The station manager raised his hand. “I know. I know. It’s sickening. Here we had this wretched girl, trapped in a sunken car, holding her breath. It was over six minutes before Madilim’s crew could get the car to the surface. By then Miss Chavez had succumbed. Run out of air. She was...she was dead.” He sighed again. “After that I wanted to keep Oliver away from heavy responsibility for awhile. Give him some air of his own. I still don’t think he’s quite ready. He will be, but...no. Not yet.”
“It certainly would explain his disposition,” I fumbled. “Toward Lester’s Ghosts.”
Reyes laughed. “Yeah, Fredo. He thinks it’s a bomb.”
I nodded. What else was there to do? Oliver Madilim had not been on board with Lester’s Ghosts since the very beginning. Now here was Rodrigo Reyes, telling me about false oases and drowned stunt-women. It was all too grim. I wanted to get back to work on the show, boost morale with a good week’s shoot.

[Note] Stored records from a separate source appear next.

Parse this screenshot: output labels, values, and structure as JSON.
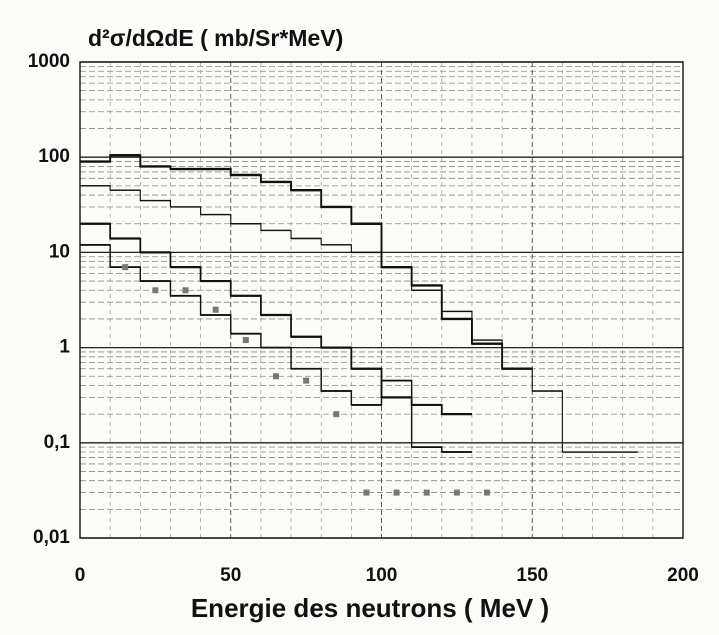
{
  "chart_data": {
    "type": "histogram",
    "title": "d²σ/dΩdE ( mb/Sr*MeV)",
    "x_label": "Energie des neutrons ( MeV )",
    "log_y": true,
    "grid": true,
    "xlim": [
      0,
      200
    ],
    "xticks": [
      0,
      50,
      100,
      150,
      200
    ],
    "ylim": [
      0.01,
      1000
    ],
    "yticks": [
      1000,
      100,
      10,
      1,
      {
        "value": 0.1,
        "label": "0,1"
      },
      {
        "value": 0.01,
        "label": "0,01"
      }
    ],
    "series": [
      {
        "color": "#111111",
        "width": 2.4,
        "bins": [
          0,
          10,
          20,
          30,
          40,
          50,
          60,
          70,
          80,
          90,
          100,
          110,
          120,
          130,
          140,
          150
        ],
        "values": [
          90,
          105,
          80,
          75,
          75,
          65,
          55,
          45,
          30,
          20,
          7,
          4.5,
          2,
          1.1,
          0.6
        ]
      },
      {
        "color": "#111111",
        "width": 1.4,
        "bins": [
          0,
          10,
          20,
          30,
          40,
          50,
          60,
          70,
          80,
          90,
          100,
          110,
          120,
          130,
          140,
          150,
          160,
          185
        ],
        "values": [
          50,
          45,
          35,
          30,
          25,
          20,
          17,
          14,
          12,
          10,
          7,
          4,
          2.4,
          1.2,
          0.6,
          0.35,
          0.08
        ]
      },
      {
        "color": "#111111",
        "width": 2.2,
        "bins": [
          0,
          10,
          20,
          30,
          40,
          50,
          60,
          70,
          80,
          90,
          100,
          110,
          120,
          130
        ],
        "values": [
          20,
          14,
          10,
          7,
          5,
          3.5,
          2.2,
          1.3,
          1,
          0.6,
          0.3,
          0.25,
          0.2
        ]
      },
      {
        "color": "#111111",
        "width": 1.8,
        "bins": [
          0,
          10,
          20,
          30,
          40,
          50,
          60,
          70,
          80,
          90,
          100,
          110,
          120,
          130
        ],
        "values": [
          12,
          7,
          5,
          3.5,
          2.2,
          1.4,
          1,
          0.6,
          0.35,
          0.25,
          0.45,
          0.09,
          0.08
        ]
      }
    ],
    "points": {
      "color": "#777777",
      "x": [
        15,
        25,
        35,
        45,
        55,
        65,
        75,
        85,
        95,
        105,
        115,
        125,
        135
      ],
      "values": [
        7,
        4,
        4,
        2.5,
        1.2,
        0.5,
        0.45,
        0.2,
        0.03,
        0.03,
        0.03,
        0.03,
        0.03
      ]
    }
  }
}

But Reyes wasn’t quite done surprising me yet. “Another network has picked up Boom Boody Boom,” he told me.
I tried to make light of this news with an incredulous little laugh; in truth, I could feel my stomach beginning to turn. First Oliver had been interested in the show. Now somebody else liked it, too. “Get out of here,” I said. “Which one?”
“Doesn’t really matter, does it, Fredo?” Reyes replied, leaning forward. “Because the show is absurd. Totally ridiculous.” He hesitated. “Right?”
“Yes,” I told him with feigned confidence I hoped would sell. “That’s right.”
“Taking the crew to Baguio this week?”
“Yes, Sir. Our protagonist is investigating a haunting.”
He winked at me. “Have a good trip, Fredo. All of you.”
I left his office shortly afterward, not feeling very well. The station manager’s wink had been a little too wry, a little too rusty. It suggested that perhaps Giselle Chavez wouldn’t be the network’s only casualty by sunken vehicle, that someone else might be trapped. A certain producer who had suddenly begun to think that maybe Cleveland wasn’t such a bad city to live in after all.